On 08/12/2015 05:13 AM, Brian Wolff wrote:
While you're right we don't have a "binding" policy as of yet, I don't think this should be conflated with us having no rules.
We do have some social conventions, and sometimes these work, but they don't always.
There have been instances (on both Wikimedia projects and other projects) where people have explicitly used the lack of a binding policy to justify their behavior. The experience of other projects suggests that making the policy binding and specific helps.
As long as I can remember, there has been an informal rule, of "Comment on the code [or proposal], not the contributor", particularly on the wikitech-l mailing list. Which certainly falls short of many of the concerns that this proposal intends to address (Although that line is included in the proposal), however I just want it to be stated that we are not starting from a state of total anarchy.
I agree.
*Scope is too vague. This is making some people nervous, especially commons, who really should not feel affected by this policy at all
This has been addressed. Commons, Wikipedia, etc. are now clearly excluded.
*Unclear what is "broken". Most answers seem to boil down to some sort of due diligence concern in case something is happening, or "everyone is doing it", which is rather unsatisfactory to the people asking the question. A concise rationale for what we want to accomplish with this, backed up with citations to other people who've dealt with similar issues, would perhaps alleviate some concerns.
I've added such a citation.
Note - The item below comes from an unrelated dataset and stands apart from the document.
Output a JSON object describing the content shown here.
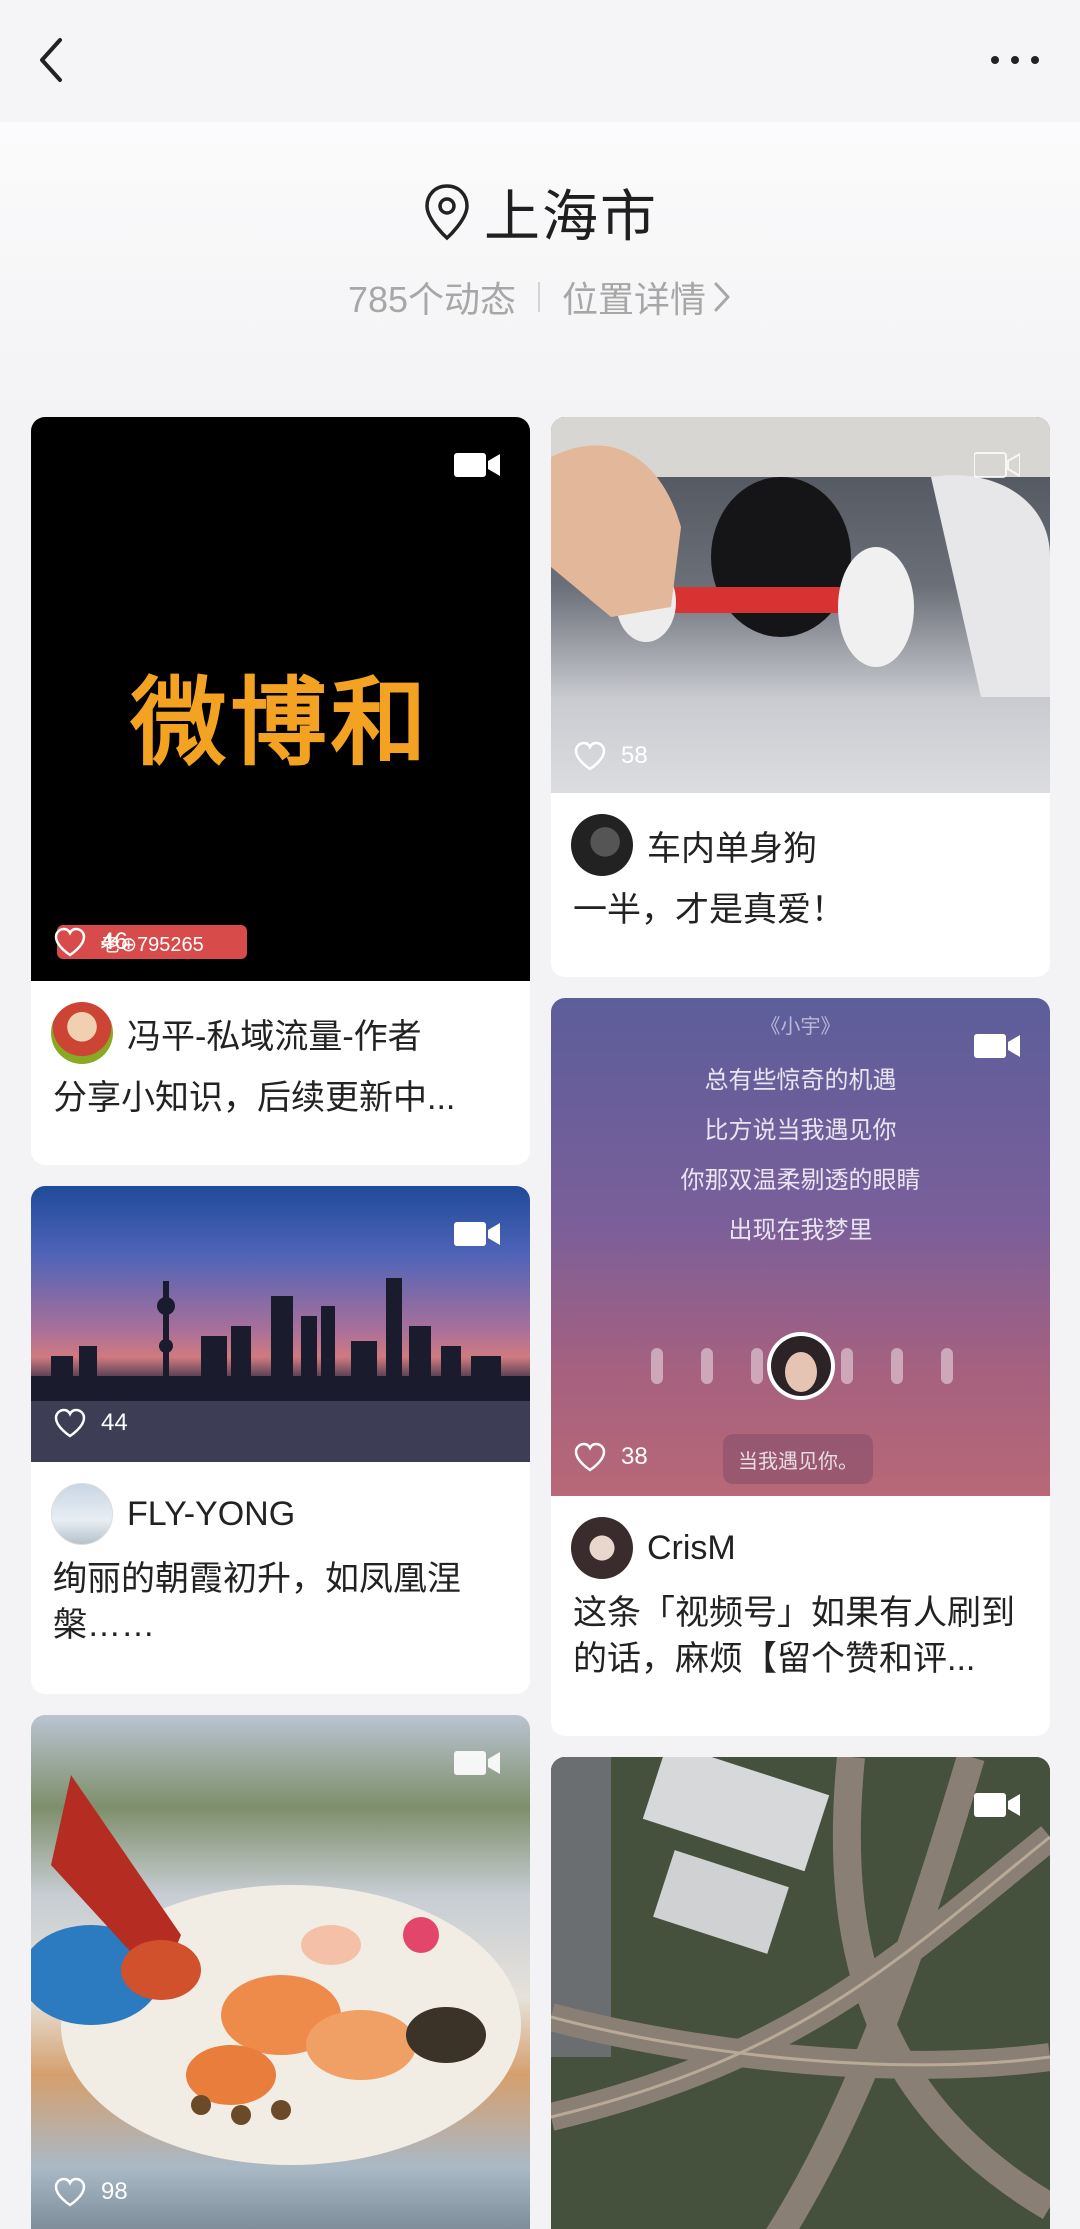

I would summarize as three reasons:
* We have had concrete violations in the past which this would have provided a tool to address.
* It provides clear guidance (the preference is that people behave respectfully to begin with).
* It sends a message to potential participants: "We welcome you", and backs that with more than empty words.
*Unclear how the policy is going to be enforced (For serious violations), which engenders questions of if it will be enforced fairly. The lack of specification in the enforcement section probably means it will be enforced by the WMF, probably behind closed doors. Will WMF be biased involving disputes where a staff member is a party.
Enforcement is still to-be-determined.